Located some 100 nautical miles northeast of Taiwan, the Diaoyutai Islands, known as the Senkaku Islands in Japan and the Diaoyu Islands in China, have been under Japan's control since 1972, but are also claimed by Taiwan and China.

The long-simmering dispute came to a head last month after Japan nationalized the island cluster by buying three islets from their private owner on Sept. 11 in an attempt to reinforce its sovereignty claim.

In his National Day address, President Ma reaffirmed his administration's resolve to defend the Diaoyutai sovereignty and fishing rights as well as to promote regional peace.

“Whether looked at from the perspective of history, geography, or international law, the Diaoyutai Islets have always been part of the territory of the Republic of China, and are among the islands that belong to Taiwan,” Ma said.

Moreover, he went on, the waters surrounding the Diaoyutais have for hundreds of years been the traditional fishing grounds of fishermen from Taiwan.

“Our government's patrol vessels will continue to protect our fishermen and defend our territorial waters in this area,” the president said.

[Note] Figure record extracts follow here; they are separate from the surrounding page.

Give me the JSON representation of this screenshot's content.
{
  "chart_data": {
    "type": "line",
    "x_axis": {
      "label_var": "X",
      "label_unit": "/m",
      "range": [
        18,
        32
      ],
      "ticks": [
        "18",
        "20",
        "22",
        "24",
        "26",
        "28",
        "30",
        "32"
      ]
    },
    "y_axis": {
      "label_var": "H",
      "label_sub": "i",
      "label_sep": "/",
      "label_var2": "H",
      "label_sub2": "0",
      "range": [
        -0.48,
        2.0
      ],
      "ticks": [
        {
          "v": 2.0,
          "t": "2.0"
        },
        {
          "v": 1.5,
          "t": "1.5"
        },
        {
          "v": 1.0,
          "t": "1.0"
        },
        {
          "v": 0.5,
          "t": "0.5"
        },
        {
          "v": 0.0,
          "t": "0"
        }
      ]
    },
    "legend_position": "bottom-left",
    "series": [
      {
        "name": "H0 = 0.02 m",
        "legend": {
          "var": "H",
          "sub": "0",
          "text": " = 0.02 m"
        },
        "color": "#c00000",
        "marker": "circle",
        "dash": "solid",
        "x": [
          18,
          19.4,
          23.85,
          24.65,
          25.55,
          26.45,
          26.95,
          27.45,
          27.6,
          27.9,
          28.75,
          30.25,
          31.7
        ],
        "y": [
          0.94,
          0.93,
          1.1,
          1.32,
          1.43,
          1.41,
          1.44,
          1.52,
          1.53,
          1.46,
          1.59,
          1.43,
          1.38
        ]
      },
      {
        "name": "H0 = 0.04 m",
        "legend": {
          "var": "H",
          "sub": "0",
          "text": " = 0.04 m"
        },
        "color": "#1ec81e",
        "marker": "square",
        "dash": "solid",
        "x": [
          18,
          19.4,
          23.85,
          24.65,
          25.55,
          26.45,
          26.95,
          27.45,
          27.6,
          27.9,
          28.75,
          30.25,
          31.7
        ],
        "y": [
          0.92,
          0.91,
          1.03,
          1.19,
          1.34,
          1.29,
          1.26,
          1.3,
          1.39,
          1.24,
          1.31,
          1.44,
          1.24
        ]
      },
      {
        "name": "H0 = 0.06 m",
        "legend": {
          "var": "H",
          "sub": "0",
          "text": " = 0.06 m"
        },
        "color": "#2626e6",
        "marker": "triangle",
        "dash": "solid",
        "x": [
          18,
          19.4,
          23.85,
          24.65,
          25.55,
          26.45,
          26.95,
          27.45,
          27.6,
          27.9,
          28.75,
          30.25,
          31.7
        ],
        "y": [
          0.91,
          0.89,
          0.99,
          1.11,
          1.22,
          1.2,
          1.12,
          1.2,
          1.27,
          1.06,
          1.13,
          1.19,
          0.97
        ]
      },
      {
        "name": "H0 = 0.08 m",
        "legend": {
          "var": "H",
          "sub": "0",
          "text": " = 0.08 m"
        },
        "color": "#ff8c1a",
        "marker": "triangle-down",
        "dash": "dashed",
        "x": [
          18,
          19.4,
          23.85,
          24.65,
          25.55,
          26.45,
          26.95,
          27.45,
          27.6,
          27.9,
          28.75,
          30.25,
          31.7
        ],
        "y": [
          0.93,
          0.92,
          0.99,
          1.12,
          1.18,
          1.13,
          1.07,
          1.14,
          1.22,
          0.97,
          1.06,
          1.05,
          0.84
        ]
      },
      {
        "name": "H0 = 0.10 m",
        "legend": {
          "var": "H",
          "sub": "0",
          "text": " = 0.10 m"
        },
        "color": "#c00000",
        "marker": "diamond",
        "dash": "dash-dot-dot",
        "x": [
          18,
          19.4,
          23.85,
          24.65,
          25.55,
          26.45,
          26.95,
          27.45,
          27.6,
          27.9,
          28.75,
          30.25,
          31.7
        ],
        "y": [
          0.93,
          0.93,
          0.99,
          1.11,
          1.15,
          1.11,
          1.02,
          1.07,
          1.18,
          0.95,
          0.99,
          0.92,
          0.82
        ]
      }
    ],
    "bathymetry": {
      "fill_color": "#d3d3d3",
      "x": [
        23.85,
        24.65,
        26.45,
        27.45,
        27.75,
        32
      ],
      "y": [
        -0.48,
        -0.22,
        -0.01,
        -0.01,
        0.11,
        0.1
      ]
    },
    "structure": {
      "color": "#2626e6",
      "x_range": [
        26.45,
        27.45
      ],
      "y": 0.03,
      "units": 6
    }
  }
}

Stressing that Taiwan has always sought peace and attached great importance to its relations with friendly nations, Ma said that in response to the Diaoyutai row, he proposed the East China Sea Peace Initiative on Aug. 5 to advocate that each party set aside disputes and engage in dialogue.

“Defending sovereignty and fishing rights, resolving the dispute through peaceful means, and promoting joint exploration and development” are the objectives for which we strive. The same principles also apply to the South China Sea,” Ma said.

“The R.O.C. intends to play the role of a peacemaker within the international community, and will continue working for peace and stability in East Asia,” he added.